When I am able to visit and chat, it’s always fun to take her mind of things and talk about fun times from the past or even something new going on that she finds exciting. She always seems to forget about any negatives and hours of conversation can fly by.
I think most support workers feel this way too, it’s always hard as it is an industry that is in high demand and has a large workload. The ethical concerns are definitely always around, and from my perspective its always nice piece of mind to be personally involved to make sure that your loved one isn’t being forgotten or having problems.
Excellent points and additions, Shamaila. Thank you for taking the time to comment. ~Shelley
Hi Shelley. I’m so glad you’re mentioning outright how challenging it can be for family members to have critical conversations about end of life care and wishes. One thing that can sometimes help guide that conversation is looking at a living will form. It helps people know that they should make decisions about feeding tubes, CPR, and other quality of life decisions, and if they’re lucky, also asks them to name a family member to ensure those decisions are carried out. Here’s one relevant topic on the subject: http://planbeyond.com/blog/the-standard-pieces-of-a-living-will/
Why are the elderly who are a treasure trove of experience for our global community treated with such negligence and disrespect by the medical profession?
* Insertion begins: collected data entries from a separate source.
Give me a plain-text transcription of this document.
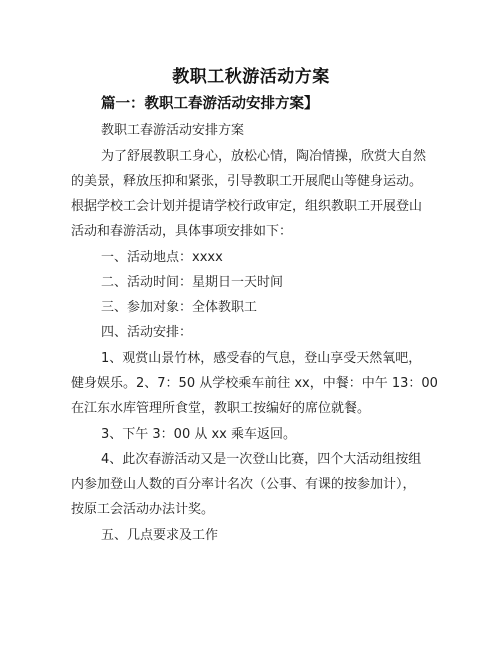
教职工秋游活动方案
篇一：教职工春游活动安排方案】
教职工春游活动安排方案
为了舒展教职工身心，放松心情，陶冶情操，欣赏大自然
的美景，释放压抑和紧张，引导教职工开展爬山等健身运动。
根据学校工会计划并提请学校行政审定，组织教职工开展登山
活动和春游活动，具体事项安排如下：
一、活动地点：xxxx
二、活动时间：星期日一天时间
三、参加对象：全体教职工
四、活动安排：
1、观赏山景竹林，感受春的气息，登山享受天然氧吧，
健身娱乐。2、7：50 从学校乘车前往 xx，中餐：中午 13：00
在江东水库管理所食堂，教职工按编好的席位就餐。
3、下午 3：00 从 xx 乘车返回。
4、此次春游活动又是一次登山比赛，四个大活动组按组
内参加登山人数的百分率计名次（公事、有课的按参加计），
按原工会活动办法计奖。
五、几点要求及工作
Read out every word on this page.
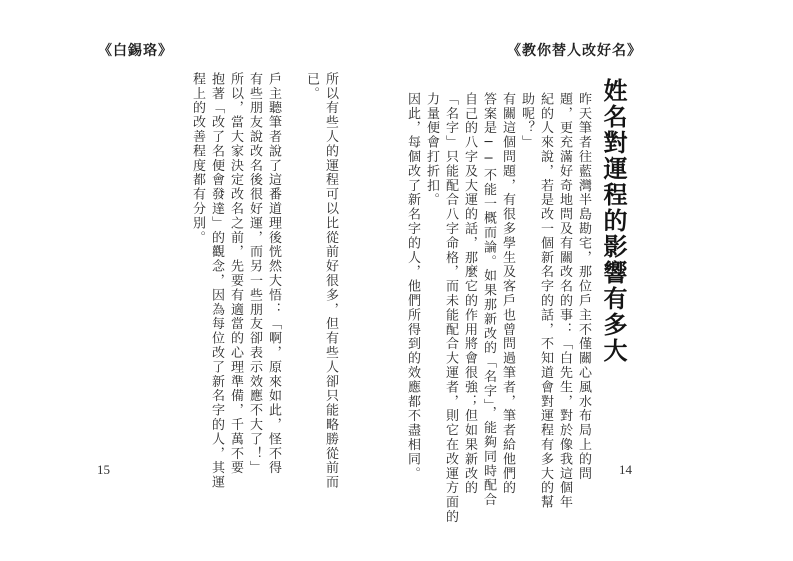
《白錫珞》
所以有些人的運程可以比從前好很多，但有些人卻只能略勝從前而
已。
戶主聽筆者說了這番道理後恍然大悟：「啊，原來如此，怪不得
有些朋友說改名後很好運，而另一些朋友卻表示效應不大了！」
所以，當大家決定改名之前，先要有適當的心理準備，千萬不要
抱著「改了名便會發達」的觀念，因為每位改了新名字的人，其運
程上的改善程度都有分別。
15
《教你替人改好名》
姓名對運程的影響有多大
昨天筆者往藍灣半島勘宅，那位戶主不僅關心風水布局上的問
題，更充滿好奇地問及有關改名的事：「白先生，對於像我這個年
紀的人來說，若是改一個新名字的話，不知道會對運程有多大的幫
助呢？」
有關這個問題，有很多學生及客戶也曾問過筆者，筆者給他們的
答案是──不能一概而論。如果那新改的「名字」，能夠同時配合
自己的八字及大運的話，那麼它的作用將會很強；但如果新改的
「名字」只能配合八字命格，而未能配合大運者，則它在改運方面的
力量便會打折扣。
因此，每個改了新名字的人，他們所得到的效應都不盡相同。	14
We will all get old one day.
This is a systemic problem and doctors and hospital staff and those with such power to do good can do so much irreparable harm.
Thank you
Lydia
You’re right, Lydia.
But I also think it’s a societal problem. Elders, in general, aren’t respected and are often left isolated and alone. It’s very sad.
Please advise as to a lawyer or other agency on Long Island who would handle unethical guardianship and placement in a nursing home.
Thank you very much.
Ellen Gray
Hi Ellen,
I’m so sorry you’re needing this resource. I would suggest looking for an elder law attorney in your area.